San Francisco Giants manager Bruce Bochy said special moments like Matt Cain's perfect game "bring teams together even more."
Having lost three of four since, the Giants may be hoping the right-hander has another gem in store Monday night.
Cain will take the mound for the first time since making history last week, visiting a Los Angeles Angels team that's been stellar on the mound as well recently.
The Giants (37-30) have struggled since Cain pitched baseball's 22nd perfect game in a 10-0 win over Houston last Wednesday, losing the next day to the Astros before dropping two of three at Seattle over the weekend.
They allowed a run in the bottom of the ninth inning Sunday to lose 2-1 after going 1 for 8 with runners in scoring position.
"Timely hits, that's what wins games for you and we were missing that," Bochy said.
Cain (8-2, 2.18 ERA) looks to help San Francisco get back on track after striking out 14 Wednesday — tied with Sandy Koufax for the most in a perfect game. He's won his last seven starts while posting a 1.99 ERA and hasn't allowed an earned run in his last 20 innings.
He said his stellar outing is a moment he'll never forget, but it's time to move on.
"It's in your mind, obviously," Cain told the team's official website. "But I'm not going to think about that.
"It's a hard thing to duplicate."
No one has tossed multiple perfect games. Even Johnny Vander Meer, the only pitcher to throw consecutive no-hitters in 1938, walked eight in the second contest.
Of the 17 pitchers to throw a perfect game since the White Sox's Charlie Robertson in 1922, only five won their next start. The last nine, including Phil Humber, who retired all 27 hitters on April 21, are a combined 3-4 with a 5.56 earned-run average following their history-making performance.
It's been nearly six years to the day since Cain's lone look at the Angels (36-31), but that start went awfully well also. He held Los Angeles to one hit and an unearned run in eight innings June 19, 2006, striking out 10.
The Angels have had their own success on the mound lately, earning consecutive 2-0 wins against Arizona on Saturday and Sunday.

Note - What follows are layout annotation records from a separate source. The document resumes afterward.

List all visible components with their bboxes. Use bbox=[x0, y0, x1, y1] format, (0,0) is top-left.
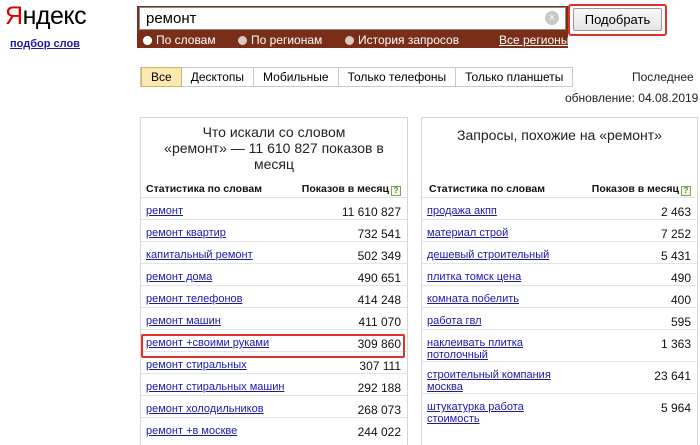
table-row: дешевый строительный 5 431 bbox=[422, 241, 697, 263]
tab-mobile[interactable]: Мобильные bbox=[254, 68, 339, 86]
radio-unselected-icon bbox=[238, 35, 247, 45]
impressions-count: 244 022 bbox=[357, 425, 401, 439]
column-header-count: Показов в месяц? bbox=[592, 183, 691, 196]
column-header-count-label: Показов в месяц bbox=[301, 183, 389, 195]
title-line: месяц bbox=[253, 156, 294, 172]
impressions-count: 400 bbox=[670, 293, 691, 307]
impressions-count: 411 070 bbox=[358, 315, 402, 329]
logo-first-letter: Я bbox=[5, 2, 23, 30]
table-row: строительный компания москва 23 641 bbox=[422, 361, 697, 393]
keyword-link[interactable]: комната побелить bbox=[427, 293, 519, 305]
tab-desktops[interactable]: Десктопы bbox=[181, 68, 255, 86]
keyword-link[interactable]: ремонт +в москве bbox=[146, 425, 237, 437]
keyword-link[interactable]: ремонт стиральных bbox=[146, 359, 247, 371]
table-row: ремонт холодильников 268 073 bbox=[141, 395, 407, 417]
table-row: плитка томск цена 490 bbox=[422, 263, 697, 285]
word-stats-panel: Что искали со словом «ремонт» — 11 610 8… bbox=[140, 117, 408, 445]
keyword-link[interactable]: ремонт холодильников bbox=[146, 403, 264, 415]
device-filter-tabs: Все Десктопы Мобильные Только телефоны Т… bbox=[140, 67, 574, 87]
logo-rest: ндекс bbox=[22, 2, 87, 30]
impressions-count: 23 641 bbox=[654, 369, 691, 383]
radio-label: По словам bbox=[156, 33, 216, 47]
keyword-link[interactable]: ремонт телефонов bbox=[146, 293, 243, 305]
table-row: наклеивать плитка потолочный 1 363 bbox=[422, 329, 697, 361]
table-row: комната побелить 400 bbox=[422, 285, 697, 307]
radio-selected-icon bbox=[143, 35, 152, 45]
tab-all[interactable]: Все bbox=[141, 67, 182, 87]
keyword-link[interactable]: плитка томск цена bbox=[427, 271, 521, 283]
impressions-count: 11 610 827 bbox=[341, 205, 401, 219]
table-row: капитальный ремонт 502 349 bbox=[141, 241, 407, 263]
radio-label: История запросов bbox=[358, 33, 460, 47]
table-row: ремонт стиральных машин 292 188 bbox=[141, 373, 407, 395]
table-row: продажа акпп 2 463 bbox=[422, 197, 697, 219]
table-row: ремонт 11 610 827 bbox=[141, 197, 407, 219]
keyword-link[interactable]: дешевый строительный bbox=[427, 249, 549, 261]
radio-unselected-icon bbox=[345, 35, 354, 45]
table-row: ремонт телефонов 414 248 bbox=[141, 285, 407, 307]
impressions-count: 502 349 bbox=[357, 249, 401, 263]
impressions-count: 292 188 bbox=[357, 381, 401, 395]
keyword-link[interactable]: продажа акпп bbox=[427, 205, 497, 217]
similar-queries-panel: Запросы, похожие на «ремонт» Статистика … bbox=[421, 117, 698, 445]
table-row: ремонт дома 490 651 bbox=[141, 263, 407, 285]
all-regions-link[interactable]: Все регионы bbox=[499, 33, 569, 47]
keyword-link[interactable]: ремонт дома bbox=[146, 271, 212, 283]
impressions-count: 307 111 bbox=[359, 359, 401, 373]
table-row: штукатурка работа стоимость 5 964 bbox=[422, 393, 697, 425]
table-row: ремонт квартир 732 541 bbox=[141, 219, 407, 241]
column-header-count: Показов в месяц? bbox=[302, 183, 401, 196]
panel-title: Что искали со словом «ремонт» — 11 610 8… bbox=[141, 124, 407, 172]
yandex-logo[interactable]: Яндекс bbox=[5, 0, 87, 32]
last-updated-label: Последнее bbox=[632, 70, 694, 84]
impressions-count: 595 bbox=[670, 315, 691, 329]
impressions-count: 490 bbox=[670, 271, 691, 285]
table-row: работа гвл 595 bbox=[422, 307, 697, 329]
table-row: ремонт +в москве 244 022 bbox=[141, 417, 407, 439]
tab-phones-only[interactable]: Только телефоны bbox=[338, 68, 457, 86]
title-line: Что искали со словом bbox=[202, 124, 346, 140]
radio-by-regions[interactable]: По регионам bbox=[238, 33, 322, 47]
wordstat-link[interactable]: подбор слов bbox=[10, 38, 80, 50]
impressions-count: 5 964 bbox=[660, 401, 691, 415]
impressions-count: 268 073 bbox=[357, 403, 401, 417]
search-input[interactable]: ремонт bbox=[139, 7, 566, 30]
submit-button[interactable]: Подобрать bbox=[573, 8, 662, 31]
tab-tablets-only[interactable]: Только планшеты bbox=[456, 68, 573, 86]
table-row: материал строй 7 252 bbox=[422, 219, 697, 241]
keyword-link[interactable]: работа гвл bbox=[427, 315, 482, 327]
column-header-count-label: Показов в месяц bbox=[591, 183, 679, 195]
column-header-keyword: Статистика по словам bbox=[146, 183, 262, 195]
impressions-count: 1 363 bbox=[660, 337, 691, 351]
keyword-link[interactable]: капитальный ремонт bbox=[146, 249, 253, 261]
keyword-link[interactable]: строительный компания москва bbox=[427, 369, 577, 393]
title-line: «ремонт» — 11 610 827 показов в bbox=[164, 140, 384, 156]
keyword-link[interactable]: ремонт квартир bbox=[146, 227, 226, 239]
impressions-count: 2 463 bbox=[660, 205, 691, 219]
keyword-link[interactable]: наклеивать плитка потолочный bbox=[427, 337, 577, 361]
impressions-count: 7 252 bbox=[660, 227, 691, 241]
keyword-link[interactable]: ремонт машин bbox=[146, 315, 221, 327]
table-row: ремонт машин 411 070 bbox=[141, 307, 407, 329]
keyword-link[interactable]: ремонт bbox=[146, 205, 183, 217]
keyword-link[interactable]: ремонт стиральных машин bbox=[146, 381, 284, 393]
impressions-count: 414 248 bbox=[357, 293, 401, 307]
keyword-link[interactable]: материал строй bbox=[427, 227, 508, 239]
row-highlight bbox=[141, 334, 405, 358]
panel-title: Запросы, похожие на «ремонт» bbox=[457, 127, 662, 143]
help-icon[interactable]: ? bbox=[681, 186, 691, 196]
impressions-count: 5 431 bbox=[660, 249, 691, 263]
clear-icon[interactable]: × bbox=[545, 11, 559, 25]
help-icon[interactable]: ? bbox=[391, 186, 401, 196]
radio-by-words[interactable]: По словам bbox=[143, 33, 216, 47]
impressions-count: 732 541 bbox=[357, 227, 401, 241]
radio-history[interactable]: История запросов bbox=[345, 33, 459, 47]
last-updated-date: обновление: 04.08.2019 bbox=[565, 91, 699, 105]
column-header-keyword: Статистика по словам bbox=[429, 183, 545, 195]
radio-label: По регионам bbox=[251, 33, 323, 47]
keyword-link[interactable]: штукатурка работа стоимость bbox=[427, 401, 577, 425]
impressions-count: 490 651 bbox=[357, 271, 401, 285]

Ervin Santana flirted with perfection before pitching a one-hitter, then Garrett Richards and Ernesto Frieri combined on a four-hitter in the finale to increase Los Angeles' major league-leading shutout total to nine.
Jerome Williams (6-4, 4.20) will look to add another solid performance to the list against his former team.
Williams gave up one run through seven innings Tuesday but surrendered four in the eighth, including a three-run, two-out homer that earned him the hook, of a 5-2 loss to the Dodgers. He's given up 12 runs in his last two outings after going 3-1 with a 2.96 ERA in his previous four.
Williams, who made 46 starts for the Giants from 2003-05, has faced his former team only once, taking the loss Sept. 9, 2005, after being traded to the Chicago Cubs.
If he plans on winning Monday, he may need to limit the damage. Los Angeles has won seven of nine, but it's scored no more than two runs while going 3-2 in its last five.
Albert Pujols, who is 8 for 14 with two home runs, a double and four walks lifetime versus Cain, hit a solo homer Sunday, and Mike Trout had an RBI double.
"We need to get our club offensively to put a little more pressure on teams than we have," Angels manager Mike Scioscia told the team's official website.
"In the past six games, we've scored 11 runs. We have to be better than that and we are better than that."
The Angels have won four straight against the Giants, including a three-game sweep June 15-17, 2009, the last time the teams met.